THE SKETCH

London, England

26 October 1910

(page 69)

 

THE ELUSIVE RITES OF ELEUSIS:

THE RITE OF SATURN.

 

 

 

1. The Rite opens with a Litany of Lamentation.

2. The Mother of Heaven [Leila Waddell] plays an invocation on the violin, her back to those present.

3. The Master of the Temple, seated by the ceremonial fire, called the hell broth, recites “The Eyes of Pharaoh.”

4. he Suspected Traitor, having been found, is slain with a spear.

5. After it has been discovered that the temple is empty, the Master recites a translation of Verlaine’s “Colloque Sentimental” and Swinburne’s “Garden of Proserpine.”

6. Impelled by the despair which he has expressed by a recital of Thomson’s “The City of Dreadful Night,” the Master kills himself by the side of the Messenger of Joy, who has fallen exhausted by the altar; the Mother of Heaven weeps over him, and, for a moment, the Angel of Death is seen.

     

There began last week, in the Caxton Hall, a series of celebrations of the Rites of Eleusis.
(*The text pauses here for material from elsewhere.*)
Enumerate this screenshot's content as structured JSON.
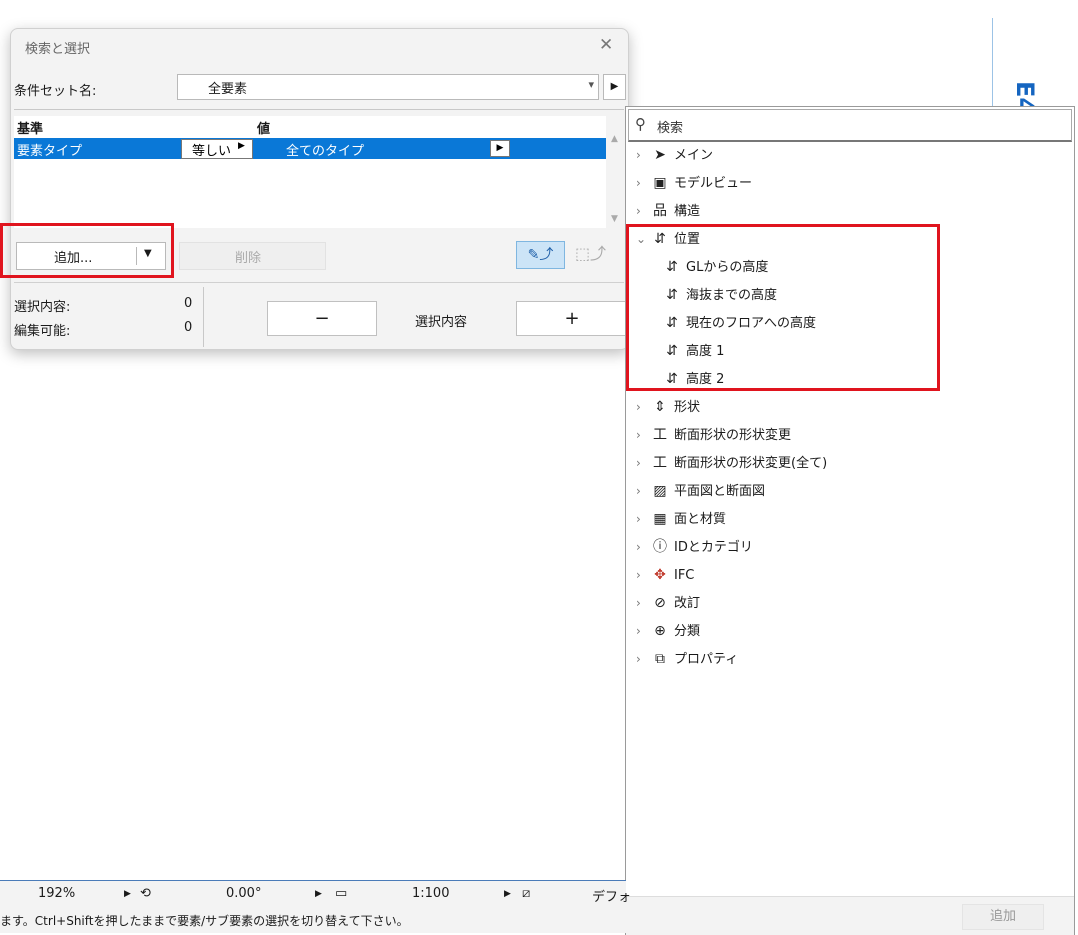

Then was given the Rite of Saturn; to follow are the Rites of Jupiter, Mars, Sol, Venus, Mercury, and Luna. So far as the first celebration was concerned, the hall was so dark that one may well call the Rites of Eleusis elusive. The Rite of Saturn is the first of the seven Rites of Eleusis, which are described as illustrating humanity, its fate, good and evil. In the first rite, Man, unable to solve the riddle of existence, takes counsel of Saturn, extreme old age. Such answer as he can get is the one word “Despair.” In his “Eleusis,” Mr. Aleister Crowley writes: “When I have seen God face to face and read within those eternal eyes the secret that shall make you free, Then will I choose you and test you and instruct you in the Mysteries of Eleusis, O ye brave hearts, and cool eyes, And trembling lips! I will put a live coal upon your lips, and flowers upon your eyes, and a sword in your hearts, and ye also shall see God face to face.”